La grande intoxication par le mythe russe

La grande intoxication par le mythe russe

 

Inscrite depuis 2020 dans la Constitution russe, la glorification du rôle de l’URSS pendant la seconde guerre mondiale est utilisée par Vladimir Poutine pour justifier l’invasion de l’Ukraine. Une propagande datée directement héritée de l’époque soviétique.( papier « du Monde ».

L’un des mystères qui entourent l’invasion de l’Ukraine tient à l’absurdité apparente de la propagande russe. « Dénazification », lutte contre un gouvernement « pronazi »… L’agression, quels que soient ses buts réels, est invariablement mise en scène comme la guerre de libération d’un peuple ukrainien uni aux Russes « par des liens du sang » – selon les mots du président russe Vladimir Poutine prononcés le 21 février –, un peuple qui aurait « fait face à la montée de l’extrême droite nationaliste (…) rapidement développée en une russophobie agressive et en néonazisme ».

Le fait que de telles affirmations n’entretiennent aucun rapport avec la réalité, alors que le poids de l’extrême droite ukrainienne est aujourd’hui marginal, relève à ce point de l’évidence qu’on peut être tenté de les passer par pertes et profits. Quelle guerre n’entraîne pas son flot de mensonges ? Sauf qu’à tirer le fil de ce discours sur la longue durée, une autre évidence apparaît bientôt, dont on n’a peut-être pas mesuré toutes les implications : l’impossibilité dans laquelle se trouve désormais la Russie de se présenter au monde autrement que comme une puissance antinazie, tant le régime poutinien a fait de la victoire de 1945 contre le IIIe Reich le fondement de sa légitimité, voire de l’identité russe.

Une victoire par laquelle, disait Poutine en la commémorant le 9 mai 2021, « le peuple soviétique a (…) libéré les pays d’Europe de la peste brune ». Neuf ans plus tôt, le 9 mai 2012, il proclamait, dans les mêmes circonstances : « Notre pays (…) a offert la liberté aux peuples du monde entier. » C’est ce libérateur, cet héritier antinazi de l’URSS qui, le 24 février, est entré en Ukraine, poursuivant sa mission historique.
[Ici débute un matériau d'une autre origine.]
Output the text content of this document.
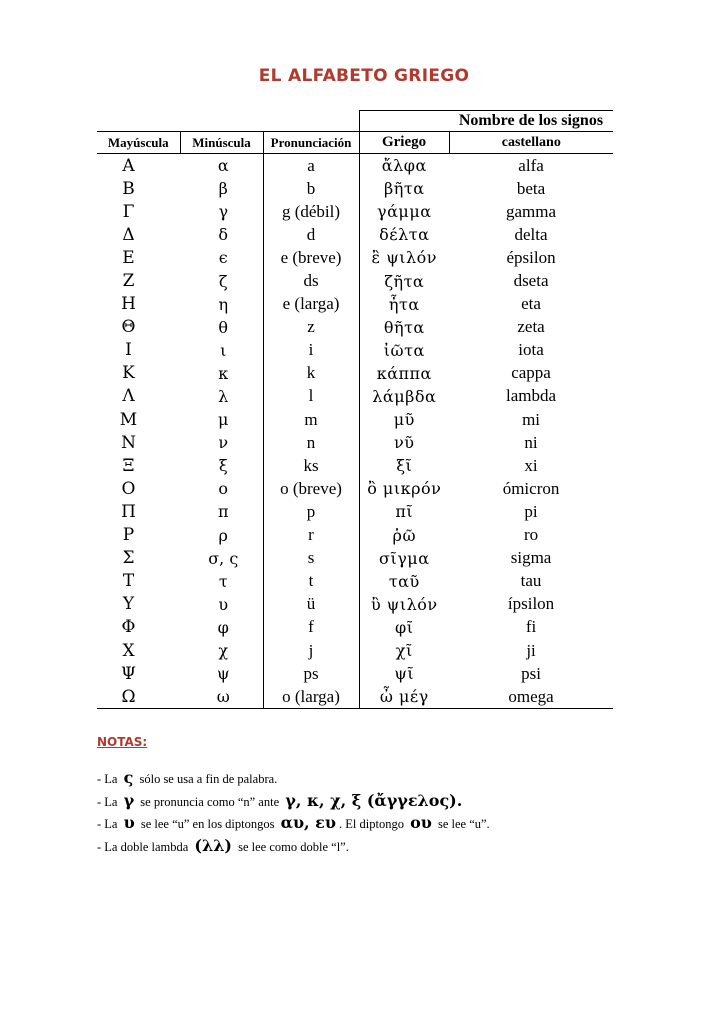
EL ALFABETO GRIEGO
			Nombre de los signos	
Mayúscula	Minúscula	Pronunciación	Griego	castellano
Α	α	a	ἄλφα	alfa
Β	β	b	βῆτα	beta
Γ	γ	g (débil)	γάμμα	gamma
Δ	δ	d	δέλτα	delta
Ε	ϵ	e (breve)	ἒ ψιλόν	épsilon
Ζ	ζ	ds	ζῆτα	dseta
Η	η	e (larga)	ἦτα	eta
Θ	θ	z	θῆτα	zeta
Ι	ι	i	ἰῶτα	iota
Κ	κ	k	κάππα	cappa
Λ	λ	l	λάμβδα	lambda
Μ	μ	m	μῦ	mi
Ν	ν	n	νῦ	ni
Ξ	ξ	ks	ξῖ	xi
Ο	ο	o (breve)	ὂ μικρόν	ómicron
Π	π	p	πῖ	pi
Ρ	ρ	r	ῥῶ	ro
Σ	σ, ς	s	σῖγμα	sigma
Τ	τ	t	ταῦ	tau
Υ	υ	ü	ὒ ψιλόν	ípsilon
Φ	φ	f	φῖ	fi
Χ	χ	j	χῖ	ji
Ψ	ψ	ps	ψῖ	psi
Ω	ω	o (larga)	ὦ μέγ	omega
NOTAS:
- La ς sólo se usa a fin de palabra.
- La γ se pronuncia como “n” ante γ, κ, χ, ξ (ἄγγελος).
- La υ se lee “u” en los diptongos αυ, ευ . El diptongo ου se lee “u”.
- La doble lambda (λλ) se lee como doble “l”.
Dans son intervention matinale à la télévision, ce jour-là, M. Poutine déclarait encore : « L’issue de la seconde guerre mondiale est sacrée. »

Dans un pays qui, en juillet 2020, a amendé sa Constitution en y introduisant la célébration de « la mémoire des défenseurs de la patrie » et l’interdiction de « minimiser la signification de [leur] héroïsme », il n’est pas étonnant qu’un rappel historique de cette nature apparaisse au cours de l’annonce d’une invasion, même si celle-ci n’a, en réalité, aucun rapport avec lui. Mais cela implique qu’il faut examiner la construction mémorielle qui se fait alors jour. Non pour y dégager ce qui formerait une cause unique des événements, mais parce qu’aucune explication ne vaudrait sans les replacer sur cet arrière-fond, alors que le régime poutinien ne cesse de le faire en célébrant la Grande Guerre patriotique, comme l’on disait en URSS et comme l’on dit toujours dans la Russie contemporaine.